- Updated: June 29, 2026
- 8 min read
DART: Draft-Agreement Routing for Training-Free Adaptive Thinking Budgets in Hybrid Reasoning Models
Direct Answer
DART (Draft‑Agreement Routing) is a training‑free routing framework that lets hybrid reasoning models decide, on a per‑query basis, whether to answer immediately or to allocate extra “thinking” tokens. It matters because it cuts token waste on easy questions while boosting accuracy on hard problems, all without any labeled data or gradient updates.
Background: Why This Problem Is Hard
Large language models (LLMs) have become the backbone of AI‑driven agents, from customer‑service bots to autonomous code generators.

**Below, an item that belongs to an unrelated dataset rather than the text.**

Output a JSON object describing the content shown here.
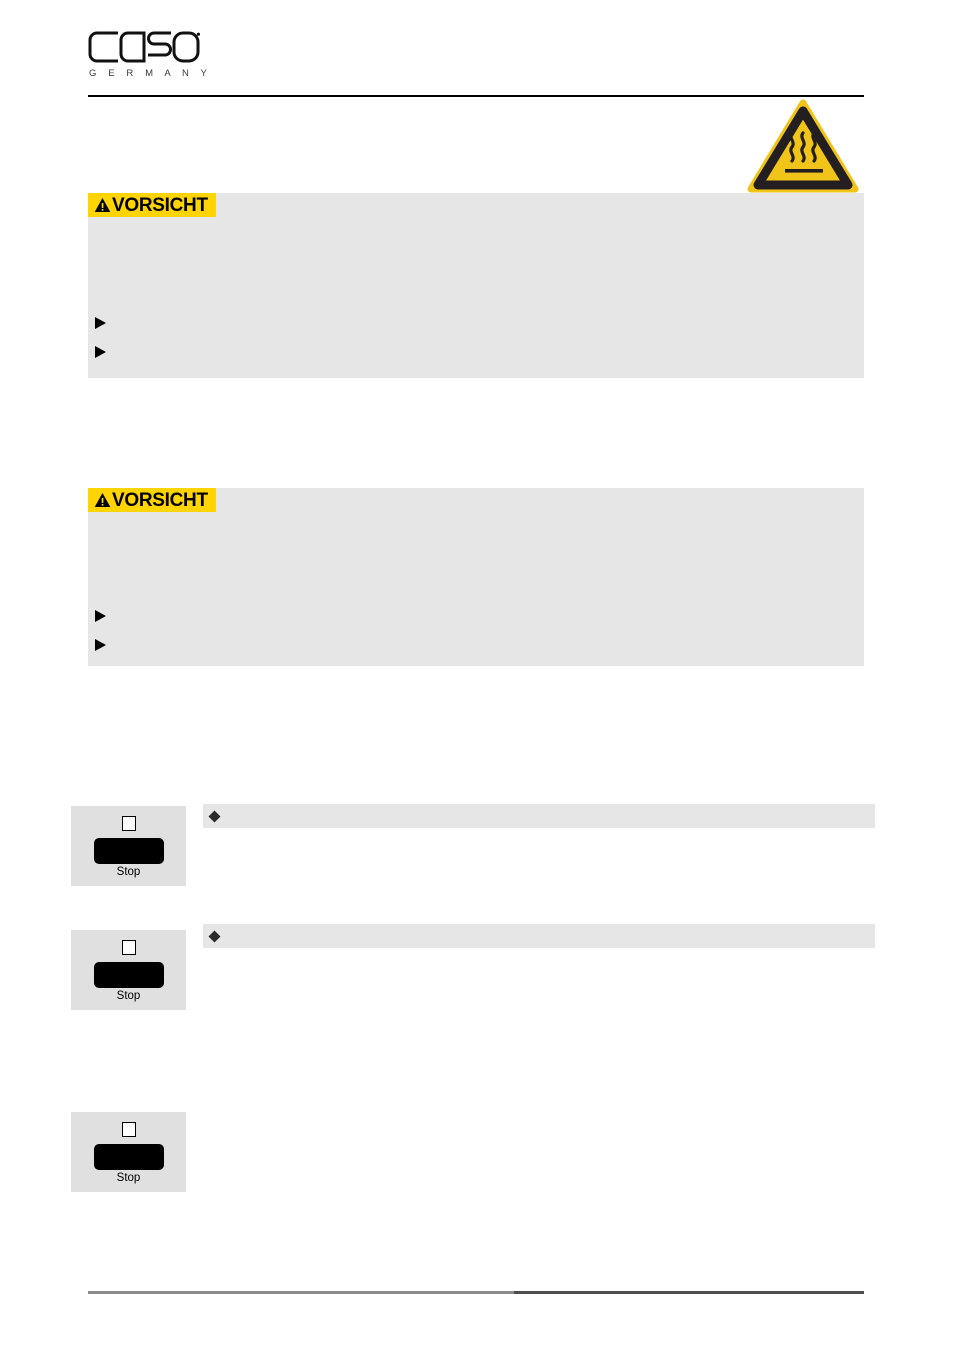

Many of these agents operate in a hybrid reasoning mode: they can either emit a direct answer or invoke a multi‑step chain‑of‑thought (CoT) that consumes additional tokens. The trade‑off is stark. Over‑thinking cheap queries inflates API costs and latency; under‑thinking hard queries leads to hallucinations or outright failures.
Existing routers attempt to balance this trade‑off by training a classifier on a curated dataset of “easy” vs. “hard” prompts. That approach suffers from three systemic bottlenecks:
- Label dependency: Curating high‑quality difficulty labels is labor‑intensive and quickly becomes stale as models evolve.
- Static budgets: Many systems pre‑allocate a fixed token budget for CoT, ignoring the fact that difficulty varies not only across prompts but also across answer candidates.
- Evidence blind spots: Traditional routers ignore the model’s own confidence signals—such as draft entropy or internal disagreement—that could serve as real‑time evidence of difficulty.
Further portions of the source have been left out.